There’s a story about how one day at a busy chancery, a man looking a bit disheveled arrived and demanded to see the bishop. When the secretary asked him his name, he said he was Jesus. The secretary went to the bishop and said, “There’s a man outside demanding to see you who claims that he is Jesus, what do I do?” The bishop replied: “Look busy.”
This first Sunday of Advent reminds us that Jesus is coming again and so, look busy! At least, stay awake! Now, whether Jesus’ coming is “good news” to you or not, depends on whether his first coming was “good news” to you. There’s a bumper sticker I saw once: Jesus is coming again ... and, boy, he is mad.
But Advent is not about a judgmental God trying to scare us into heaven; rather it is about a merciful God inviting us to see what he is offering us. God keeps his word – he keeps his word by giving the Word to us. This Word was addressed to us in various ways by various prophets, and in the fulness of time, this Word came and dwelt among us, taking on our very flesh, becoming like us in everything but sin.
Advent calls us to some introspection. It poses to us the question, “What are we looking for?” “Where do we put our priorities?” “What is the good news we want to hear?” And is it really good news for us? Advent reminds us: “The Lord is coming” and thus calls us to renew our hope, faith, and courage. Advent calls us to a continued struggle for justice; it calls us to find in the Word who becomes our own flesh healing and wholeness.
Almost sixty years ago, the bishops at the Second Vatican Council said it like this: “(T)he Church, ‘like a stranger in a foreign land, presses forward amid the persecutions of the world and the consolations of God, announcing the cross and death of the Lord until He comes.’ By the power of the risen Lord, she is given strength that she might, in patience and in love, overcome her sorrows and her challenges, both within herself and from without, and that she might reveal to the world, faithfully though darkly, the mystery of her Lord until, in the end, it will be manifested in full light.” (Lumen Gentium)
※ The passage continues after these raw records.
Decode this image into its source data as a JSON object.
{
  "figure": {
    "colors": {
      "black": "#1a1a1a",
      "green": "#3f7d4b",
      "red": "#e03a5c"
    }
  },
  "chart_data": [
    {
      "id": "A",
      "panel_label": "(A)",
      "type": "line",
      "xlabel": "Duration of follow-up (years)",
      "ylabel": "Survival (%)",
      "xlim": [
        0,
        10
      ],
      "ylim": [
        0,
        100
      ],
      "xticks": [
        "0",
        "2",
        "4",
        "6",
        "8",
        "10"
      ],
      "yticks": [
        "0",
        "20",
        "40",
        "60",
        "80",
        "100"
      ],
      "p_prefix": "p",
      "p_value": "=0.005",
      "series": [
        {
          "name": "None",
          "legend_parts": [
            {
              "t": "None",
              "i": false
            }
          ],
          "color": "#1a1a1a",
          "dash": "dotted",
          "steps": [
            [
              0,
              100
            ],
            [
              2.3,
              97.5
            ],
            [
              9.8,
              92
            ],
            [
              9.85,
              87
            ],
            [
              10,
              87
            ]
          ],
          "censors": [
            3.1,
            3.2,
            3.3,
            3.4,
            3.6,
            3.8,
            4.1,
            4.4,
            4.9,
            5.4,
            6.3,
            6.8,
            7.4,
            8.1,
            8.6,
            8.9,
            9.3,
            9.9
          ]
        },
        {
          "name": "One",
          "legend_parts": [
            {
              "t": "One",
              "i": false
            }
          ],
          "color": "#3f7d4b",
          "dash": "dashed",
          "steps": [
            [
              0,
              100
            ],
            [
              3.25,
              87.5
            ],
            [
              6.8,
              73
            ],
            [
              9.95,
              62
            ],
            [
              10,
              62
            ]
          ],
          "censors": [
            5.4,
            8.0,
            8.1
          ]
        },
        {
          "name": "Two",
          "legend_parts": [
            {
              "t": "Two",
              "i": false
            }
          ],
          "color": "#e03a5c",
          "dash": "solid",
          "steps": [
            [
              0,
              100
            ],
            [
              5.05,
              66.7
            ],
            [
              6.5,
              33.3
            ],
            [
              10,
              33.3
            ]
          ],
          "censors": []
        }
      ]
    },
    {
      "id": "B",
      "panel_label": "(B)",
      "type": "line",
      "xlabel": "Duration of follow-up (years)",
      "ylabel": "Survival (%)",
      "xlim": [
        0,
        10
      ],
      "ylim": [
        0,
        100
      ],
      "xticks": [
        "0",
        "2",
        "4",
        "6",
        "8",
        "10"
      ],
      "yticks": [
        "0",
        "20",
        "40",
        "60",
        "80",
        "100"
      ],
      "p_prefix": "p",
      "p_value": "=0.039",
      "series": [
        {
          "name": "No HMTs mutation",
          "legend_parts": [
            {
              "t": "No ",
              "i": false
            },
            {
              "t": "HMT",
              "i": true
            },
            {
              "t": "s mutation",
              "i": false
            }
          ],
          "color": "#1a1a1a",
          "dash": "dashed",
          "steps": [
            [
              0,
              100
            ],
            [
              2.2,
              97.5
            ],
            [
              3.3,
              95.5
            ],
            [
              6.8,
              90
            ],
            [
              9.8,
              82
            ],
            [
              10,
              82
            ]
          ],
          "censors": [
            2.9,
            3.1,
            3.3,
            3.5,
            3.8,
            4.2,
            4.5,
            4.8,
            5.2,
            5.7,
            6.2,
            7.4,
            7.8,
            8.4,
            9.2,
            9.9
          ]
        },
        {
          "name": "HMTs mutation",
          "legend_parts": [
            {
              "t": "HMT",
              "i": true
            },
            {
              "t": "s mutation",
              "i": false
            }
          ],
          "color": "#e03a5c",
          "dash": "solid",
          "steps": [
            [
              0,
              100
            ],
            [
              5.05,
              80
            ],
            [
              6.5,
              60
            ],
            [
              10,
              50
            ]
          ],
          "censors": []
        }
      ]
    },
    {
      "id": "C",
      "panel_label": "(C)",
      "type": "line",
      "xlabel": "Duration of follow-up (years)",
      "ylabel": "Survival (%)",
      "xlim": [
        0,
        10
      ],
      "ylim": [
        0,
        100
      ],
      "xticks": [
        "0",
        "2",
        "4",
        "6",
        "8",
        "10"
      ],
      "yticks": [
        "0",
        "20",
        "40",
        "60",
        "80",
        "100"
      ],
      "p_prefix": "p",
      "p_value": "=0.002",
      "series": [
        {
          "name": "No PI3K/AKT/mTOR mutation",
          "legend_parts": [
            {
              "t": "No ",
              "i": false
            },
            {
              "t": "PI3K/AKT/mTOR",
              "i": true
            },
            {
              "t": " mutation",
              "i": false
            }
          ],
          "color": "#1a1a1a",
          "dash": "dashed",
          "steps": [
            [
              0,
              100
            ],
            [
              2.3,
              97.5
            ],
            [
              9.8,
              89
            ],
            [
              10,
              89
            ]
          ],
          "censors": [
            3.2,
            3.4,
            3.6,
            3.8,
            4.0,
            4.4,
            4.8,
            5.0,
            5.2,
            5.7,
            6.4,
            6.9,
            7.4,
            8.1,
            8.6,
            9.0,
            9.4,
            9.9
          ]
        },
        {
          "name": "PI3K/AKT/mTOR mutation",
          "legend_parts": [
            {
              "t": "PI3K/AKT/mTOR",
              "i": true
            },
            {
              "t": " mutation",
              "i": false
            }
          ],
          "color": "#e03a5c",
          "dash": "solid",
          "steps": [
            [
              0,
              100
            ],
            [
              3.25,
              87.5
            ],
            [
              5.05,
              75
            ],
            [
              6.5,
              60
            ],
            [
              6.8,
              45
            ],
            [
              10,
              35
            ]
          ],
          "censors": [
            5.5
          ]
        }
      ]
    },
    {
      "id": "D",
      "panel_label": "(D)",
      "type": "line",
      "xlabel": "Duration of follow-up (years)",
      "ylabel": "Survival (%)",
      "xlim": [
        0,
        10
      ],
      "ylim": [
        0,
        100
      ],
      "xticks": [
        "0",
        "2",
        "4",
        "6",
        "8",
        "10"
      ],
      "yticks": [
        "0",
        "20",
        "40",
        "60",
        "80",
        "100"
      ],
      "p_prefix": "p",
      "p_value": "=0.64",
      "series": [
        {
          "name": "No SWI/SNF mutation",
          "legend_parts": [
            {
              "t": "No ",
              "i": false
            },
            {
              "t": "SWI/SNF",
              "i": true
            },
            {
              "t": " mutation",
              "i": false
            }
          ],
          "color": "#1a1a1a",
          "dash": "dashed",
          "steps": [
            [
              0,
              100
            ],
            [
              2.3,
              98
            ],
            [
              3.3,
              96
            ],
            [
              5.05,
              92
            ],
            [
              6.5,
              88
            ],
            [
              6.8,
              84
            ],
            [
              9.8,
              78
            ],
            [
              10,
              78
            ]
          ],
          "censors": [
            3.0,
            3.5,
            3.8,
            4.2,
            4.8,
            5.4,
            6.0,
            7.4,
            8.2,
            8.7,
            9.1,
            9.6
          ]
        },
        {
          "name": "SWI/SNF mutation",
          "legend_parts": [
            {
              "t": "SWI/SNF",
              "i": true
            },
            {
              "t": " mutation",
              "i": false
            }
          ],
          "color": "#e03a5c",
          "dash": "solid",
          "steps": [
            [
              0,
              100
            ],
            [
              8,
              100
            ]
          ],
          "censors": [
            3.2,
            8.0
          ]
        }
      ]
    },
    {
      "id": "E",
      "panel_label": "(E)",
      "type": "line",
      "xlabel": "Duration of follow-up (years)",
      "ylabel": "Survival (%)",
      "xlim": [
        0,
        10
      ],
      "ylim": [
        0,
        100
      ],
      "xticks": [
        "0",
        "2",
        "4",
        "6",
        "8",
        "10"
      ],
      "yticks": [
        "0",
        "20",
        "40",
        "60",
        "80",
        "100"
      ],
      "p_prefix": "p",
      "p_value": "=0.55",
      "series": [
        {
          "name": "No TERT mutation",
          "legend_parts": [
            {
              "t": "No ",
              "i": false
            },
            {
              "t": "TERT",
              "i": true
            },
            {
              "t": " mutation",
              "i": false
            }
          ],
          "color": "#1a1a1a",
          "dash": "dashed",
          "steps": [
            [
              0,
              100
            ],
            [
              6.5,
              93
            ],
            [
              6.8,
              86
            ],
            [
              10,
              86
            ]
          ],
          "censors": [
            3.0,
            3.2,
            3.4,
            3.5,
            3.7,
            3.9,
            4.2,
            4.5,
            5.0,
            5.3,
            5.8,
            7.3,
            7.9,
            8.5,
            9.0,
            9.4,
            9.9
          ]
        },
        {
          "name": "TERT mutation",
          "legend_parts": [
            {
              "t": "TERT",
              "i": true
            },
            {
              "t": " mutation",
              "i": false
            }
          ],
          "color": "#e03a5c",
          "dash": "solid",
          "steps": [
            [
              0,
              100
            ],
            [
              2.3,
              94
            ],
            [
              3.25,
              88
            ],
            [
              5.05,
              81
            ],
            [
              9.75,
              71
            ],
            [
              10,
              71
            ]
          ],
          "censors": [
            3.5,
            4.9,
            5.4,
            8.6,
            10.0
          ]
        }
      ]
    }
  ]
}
And we do have sorrows and challenges. Everybody has sorrows and challenges, for such is the nature of our exile in this valley of tears. Yet, like a stranger in a foreign land, the Church (and remember, Church, that’s you), the Church presses forward “amid the persecutions of the world and the consolations of God.”
But we walk as disciples of Jesus Christ as we make our earthly journey. As his disciples, if we walk with him, he will lead us to glory. But he is honest with us. The road to glory passes along the way of the Cross.
Advent prepares us for Christmas, the birth of the Christ child in the poverty of a stable. God becomes a man like us, so that he can one die for us, and in dying destroy our death and restore us to life.
During Advent, the Scriptures will speak to us of how God acts in our history to save a fallen humanity lost in a world of fragile peace and broken promises. God comes to save us: to save us from ourselves, really.
Let’s remember one thing: the Bible was written by people who were oppressed. Of course, the Bible is God’s word, but that word was communicated to us through human authors who despite their being oppressed, despite their being persecuted, communicated to us that in this world of sin, of division, of war, God will have the final say. Now, doesn’t that sound like “good news” to you?
Well, like I said at the beginning of my homily — that depends. But we won’t have any need to fear the Lord when he comes again in glory, if we didn’t hesitate to accept him when he came the first time, in humility, as a little child in the poverty of Bethlehem and if we welcome him into our hearts and our lives through his Word and sacraments today.